Terresa Hardaway helps evolve higher education, one design at a time

Terresa Hardaway smiles at the camera in front of green foliage.

 

In the face of challenges across higher education, the University of Minnesota Twin Cities is steadfast in its mission to serve Minnesotans as a welcoming and inclusive community where all can thrive.

Terresa Hardaway, associate professor and director of Design Justice for the College of Design (CDes), is using design to create spaces, policies and practices that uplift underrepresented groups through a justice-centered lens. She does this by incorporating design justice into the CDes curriculum, along with leading programming in the Twin Cities that models it outside of the classroom.

At the intersection of design and social justice

The framework, known as design justice, seeks to challenge how design processes and outcomes often reinforce existing power structures and inequities. These design decisions extend beyond visuals, such as branding, to the organization of experiences and systems. It considers not only what is being designed, but who benefits, who is harmed, and who has a voice in the process. 

Hardaway applies design justice in CDes and other educational spaces by building strong relationships with communities to support equity, teaching through multiple perspectives and in ways that reflect diverse learning styles and supporting equal opportunities in the design field. 

“I think that initiatives like Design Justice are a mirror to traditional ways of knowledge,” says Hardaway. “It sharpens us, evolves us, and it creates a deeper understanding and a more empathetic understanding with materials and with our students.”

Across workshops, student-led initiatives and collaborative policy development, engaging individuals from diverse backgrounds in shaping the campus experience results in a learning environment that better supports everyone’s success.

Putting principles into practice

One of Hardaway’s highlights for the initiative is the CDes’s hire of five faculty members focused on learning and teaching design justice. Hired over the last three years, these faculty serve as liaisons for design justice and exist within a cohort to boost retention and diversity. 

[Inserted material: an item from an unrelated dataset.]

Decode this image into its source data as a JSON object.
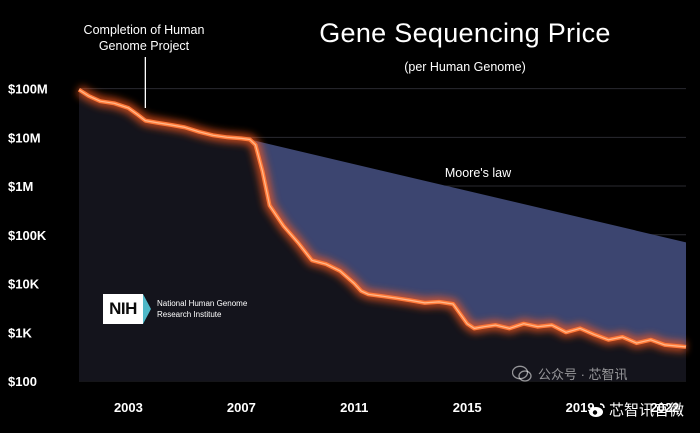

Other faculty-focused approaches include Design Justice Dialogues, where Hardaway leads the CDes faculty and instructors through different exercises to help them understand how their positionality, or their place in society, shapes their worldview. These insights can then be integrated within their curriculum — from forming a syllabus to approaching lectures and class content.

Design Justice also hosts a mix of programming — both for the CDes and the wider community — that models the framework outside of the classroom.

Hardaway has organized an annual Juneteenth event in Minneapolis in past years that eliminates barriers to entry for vendors by removing registration fees and, in turn, gives them incentives for meeting deadlines, like arriving on time. 

The Design Justice Symposium, open to the public, brings scholars together for interactive workshops that forge new relationships and opportunities to increase scholarly and community work.

In these ways and more, Design Justice is “designing a space that is vulnerable enough where folks can dive into something about their lives and understand their positionality in a way that actually creates change,” says Hardaway. 

Designing a better tomorrow

Hardaway is fueled by her ancestors to continue this work, by understanding her positionality in predominantly white and formerly exclusionary spaces, to author and center Black voices.

“Knowing that there will be generations after me that won't have to work this hard to be seen, to be accepted in a place that doesn’t serve them, they will also be able to reap the benefits of their hard work fairly and equitably,” says Hardaway.

Design Justice is in the process of planning a Design Justice Center where program initiatives can formally take place. Hardaway also has plans for a Design Justice Lab where graduate students can work with design justice. 

“We're trying to correct, repair, and reimagine the ways that we are and the ways that we can be,” she says.